250 new jobs in store as plan gets go-ahead
A new £20 million Sainsbury’s supermarket and petrol filling station on the outskirts of Haddington will create up to 250 full-time and part-time jobs.
Construction at the Gateside West site can now get under way as East Lothian Council’s planning committee gave the project final approval at a meeting on Tuesday.
The store will be built on 9.1 hectares of land at the western edge of the town including the Gateside Commerce Park and the land of the former Oaktree petrol filling station.
But a spokesman for Sainbury’s couldn’t say when construction would start or give a definite timescale for delivery of the supermarket which will have a gross floor area of 2,700 sq m and a total net sales area of 2,355 sq m.
Vehicular access for customers would be taken from the B6471 road via a new traffic signal junction some 90 metres east of the Oaktree roundabout junction.
A new footpath would be formed to the north east of the supermarket to provide a pedestrian link between it and the Haddington to Longniddry railway walk, part of which would be hard surfaced, with street lighting installed.
The plan attracted six objections, including four from the residents of Knowesley Park, who were worried about light pollution.
Councillor Tom Trotter said: “This application has had its fair share of comments for and against it, and it has taken some time for it to get to this stage. Planning permission had already been granted in principle and I think it’s time to move on.
“This area at the western access to the town is an eyesore and this project will finally put an end to this.
“There are still some concerns but I think officers have them covered in their recommendations. There is a bit of a buzz about Haddington at the moment and I look forward to the applicant, as has previously been stated, playing a part in its future.”
Councillor Ludovic Broun-Lindsay agreed that it had been “a long time coming” to reach this point.
The area’s other local councillor John McMillan added: “I think this is a real boost in terms of jobs and economic development – it is a good move forward.”
He said officers had given a clear briefing of access and transport issues at the site visit which had allayed many of his concerns.

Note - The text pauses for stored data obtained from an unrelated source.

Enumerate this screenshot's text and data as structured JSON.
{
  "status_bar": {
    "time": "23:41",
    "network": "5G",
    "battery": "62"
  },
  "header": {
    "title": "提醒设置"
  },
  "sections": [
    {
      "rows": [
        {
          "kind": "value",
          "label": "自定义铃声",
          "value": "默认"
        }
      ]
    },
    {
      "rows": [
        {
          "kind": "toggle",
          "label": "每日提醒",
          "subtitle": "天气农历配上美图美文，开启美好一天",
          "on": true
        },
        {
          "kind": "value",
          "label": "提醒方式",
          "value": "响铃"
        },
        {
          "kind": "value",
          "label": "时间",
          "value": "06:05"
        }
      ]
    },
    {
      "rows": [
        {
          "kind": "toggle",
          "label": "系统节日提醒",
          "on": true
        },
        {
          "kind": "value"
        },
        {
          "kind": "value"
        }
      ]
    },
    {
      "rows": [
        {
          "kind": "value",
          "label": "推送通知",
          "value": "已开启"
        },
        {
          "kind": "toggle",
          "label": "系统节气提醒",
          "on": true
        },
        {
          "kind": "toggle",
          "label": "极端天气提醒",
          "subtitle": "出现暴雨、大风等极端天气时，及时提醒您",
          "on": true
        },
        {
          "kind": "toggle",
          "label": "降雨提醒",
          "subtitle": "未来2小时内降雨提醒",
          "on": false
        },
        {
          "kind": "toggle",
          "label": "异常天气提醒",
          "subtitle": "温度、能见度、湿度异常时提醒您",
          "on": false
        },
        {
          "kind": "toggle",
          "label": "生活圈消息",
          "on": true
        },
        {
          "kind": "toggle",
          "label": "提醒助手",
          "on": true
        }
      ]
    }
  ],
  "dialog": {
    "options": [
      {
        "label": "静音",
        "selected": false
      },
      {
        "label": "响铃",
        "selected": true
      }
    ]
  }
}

Councillor Jim Goodfellow wondered how the plan would affect the future re-opening of the rail link from Haddington to Longniddry.
Brian Stalker, the council’s development control manager, said: “I don’t think there would be a prejudice in this scheme of development against the future opening up of that line for rail traffic in the future.”
Convener Norman Hampshire commented: “We have been waiting on investment coming into East Lothian and uncertainty doesn’t help other investors.
“So to get a major supermarket to have the confidence to invest in East Lothian, I think that will help to attract other investors to come here because it is a growing area.”
Andrew Sanderson, Sainsbury’s development manager, said: “We look forward to continuing to work with the local community to ensure the store is a welcome addition to the area.” About one third of the 250 new jobs will be full-time.